Approval governance
Design approval boundaries around proposals, reviewers, evidence, escalation, and separation-of-duties limitations.
Approval governance
Approvals add a human decision between a proposal and a supported action. They are most useful when the reviewer can understand the resource, expected side effect, risk, and evidence before accepting or rejecting the request.
Ethen contains approval concepts and visible approval surfaces, but durable persistence, reviewer roles, escalation routing, and enforced separation of duties are not established across the platform. This guide defines a conservative governance model without presenting preview controls as production authorization.
Approval model
An approval begins with a proposal. The proposal should identify the requested action, target resource, requester, product, and expected outcome. The approval decision should be separate from the proposal so that rejection does not look like a failed execution and approval does not look like proof of completion.
Known states can include approval required, approved, rejected, or blocked, depending on the product. The exact state machine remains product specific. A scaffolded Approvals card may demonstrate intended interaction without persisting a signed decision.
Approvals should occur before the side effect they govern. Post hoc review is audit or triage, not approval.

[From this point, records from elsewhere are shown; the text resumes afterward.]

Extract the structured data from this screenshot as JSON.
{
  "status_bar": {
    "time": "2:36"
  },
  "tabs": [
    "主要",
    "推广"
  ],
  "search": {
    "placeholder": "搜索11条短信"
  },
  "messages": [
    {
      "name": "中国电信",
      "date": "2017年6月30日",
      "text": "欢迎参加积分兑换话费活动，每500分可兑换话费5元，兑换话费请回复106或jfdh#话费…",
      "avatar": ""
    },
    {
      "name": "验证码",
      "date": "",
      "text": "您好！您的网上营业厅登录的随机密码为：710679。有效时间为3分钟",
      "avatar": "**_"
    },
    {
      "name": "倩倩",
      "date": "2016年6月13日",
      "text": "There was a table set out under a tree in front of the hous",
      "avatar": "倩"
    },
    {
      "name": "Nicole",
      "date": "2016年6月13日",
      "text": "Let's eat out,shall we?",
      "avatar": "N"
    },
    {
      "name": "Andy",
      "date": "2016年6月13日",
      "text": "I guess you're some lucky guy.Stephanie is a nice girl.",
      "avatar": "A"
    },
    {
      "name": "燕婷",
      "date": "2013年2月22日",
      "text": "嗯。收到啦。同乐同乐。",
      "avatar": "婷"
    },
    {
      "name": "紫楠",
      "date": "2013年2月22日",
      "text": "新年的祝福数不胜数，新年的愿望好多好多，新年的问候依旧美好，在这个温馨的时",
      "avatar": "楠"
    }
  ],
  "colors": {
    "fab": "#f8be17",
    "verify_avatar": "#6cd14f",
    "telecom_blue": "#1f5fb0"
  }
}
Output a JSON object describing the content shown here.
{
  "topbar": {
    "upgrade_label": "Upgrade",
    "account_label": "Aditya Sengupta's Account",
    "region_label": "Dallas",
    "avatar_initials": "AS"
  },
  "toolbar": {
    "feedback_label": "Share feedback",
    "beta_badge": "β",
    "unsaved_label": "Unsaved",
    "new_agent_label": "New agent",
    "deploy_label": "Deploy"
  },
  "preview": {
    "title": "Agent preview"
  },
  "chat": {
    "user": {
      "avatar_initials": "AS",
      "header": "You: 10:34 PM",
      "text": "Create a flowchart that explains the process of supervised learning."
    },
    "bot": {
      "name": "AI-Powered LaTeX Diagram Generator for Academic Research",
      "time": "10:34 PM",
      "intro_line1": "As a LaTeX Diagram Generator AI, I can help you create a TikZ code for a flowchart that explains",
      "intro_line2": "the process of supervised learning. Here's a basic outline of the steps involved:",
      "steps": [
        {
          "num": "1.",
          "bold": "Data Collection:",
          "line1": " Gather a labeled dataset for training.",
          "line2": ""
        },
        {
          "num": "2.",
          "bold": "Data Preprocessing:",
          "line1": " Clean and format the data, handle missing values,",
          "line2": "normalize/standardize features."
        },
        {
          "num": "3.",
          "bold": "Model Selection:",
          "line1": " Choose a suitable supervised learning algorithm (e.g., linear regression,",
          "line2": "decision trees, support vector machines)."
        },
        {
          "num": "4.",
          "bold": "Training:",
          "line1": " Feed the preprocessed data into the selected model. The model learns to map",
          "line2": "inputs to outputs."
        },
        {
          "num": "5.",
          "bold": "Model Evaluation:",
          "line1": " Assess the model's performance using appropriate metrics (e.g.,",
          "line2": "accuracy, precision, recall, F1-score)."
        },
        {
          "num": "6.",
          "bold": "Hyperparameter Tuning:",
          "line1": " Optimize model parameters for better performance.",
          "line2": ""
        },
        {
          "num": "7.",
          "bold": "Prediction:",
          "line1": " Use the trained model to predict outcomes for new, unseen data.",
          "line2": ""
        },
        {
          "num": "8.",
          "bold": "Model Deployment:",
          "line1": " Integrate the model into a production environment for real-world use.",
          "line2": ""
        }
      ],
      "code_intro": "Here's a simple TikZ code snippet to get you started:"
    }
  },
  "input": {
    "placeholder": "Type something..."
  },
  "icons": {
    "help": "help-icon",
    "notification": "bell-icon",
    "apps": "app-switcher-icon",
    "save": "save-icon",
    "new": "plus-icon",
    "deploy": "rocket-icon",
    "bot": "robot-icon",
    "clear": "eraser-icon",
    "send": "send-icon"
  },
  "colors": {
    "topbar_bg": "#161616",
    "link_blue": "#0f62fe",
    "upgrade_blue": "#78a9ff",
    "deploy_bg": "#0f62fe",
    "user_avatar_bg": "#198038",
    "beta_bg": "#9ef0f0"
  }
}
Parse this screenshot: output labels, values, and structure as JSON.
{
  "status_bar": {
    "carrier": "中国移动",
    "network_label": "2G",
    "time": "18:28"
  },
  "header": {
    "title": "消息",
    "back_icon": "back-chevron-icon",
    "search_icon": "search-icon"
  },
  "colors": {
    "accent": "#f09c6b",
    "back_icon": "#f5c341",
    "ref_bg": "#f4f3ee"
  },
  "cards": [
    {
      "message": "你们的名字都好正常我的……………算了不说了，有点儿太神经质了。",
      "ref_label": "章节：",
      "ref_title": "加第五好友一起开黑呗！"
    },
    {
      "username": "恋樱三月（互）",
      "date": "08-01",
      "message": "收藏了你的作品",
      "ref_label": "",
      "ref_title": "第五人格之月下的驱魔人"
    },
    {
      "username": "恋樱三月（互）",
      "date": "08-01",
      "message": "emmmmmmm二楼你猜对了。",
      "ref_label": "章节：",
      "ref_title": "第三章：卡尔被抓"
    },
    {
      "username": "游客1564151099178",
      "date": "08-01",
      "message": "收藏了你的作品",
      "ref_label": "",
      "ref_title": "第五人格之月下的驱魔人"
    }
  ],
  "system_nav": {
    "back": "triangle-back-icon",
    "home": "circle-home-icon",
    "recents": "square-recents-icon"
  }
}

Proposal-to-decision sequence
A reviewable approval flow has at least four separate records or states:
- the requester creates a proposal;
- policy or product logic determines that review is required;
- an authorized reviewer records a decision;
- the runtime attempts the supported action and records its result.
Keeping those stages separate prevents a common reporting error. “Approved” does not mean “executed,” and a failed execution does not erase the approval decision that preceded it. Similarly, a simulation or preview can support the proposal without becoming the action itself.
The proposal should be stable enough for the reviewer to know what will happen after approval. If the target, provider, resource, or diff can change silently, the approval is too broad. Material changes should create a new proposal or return the item to review.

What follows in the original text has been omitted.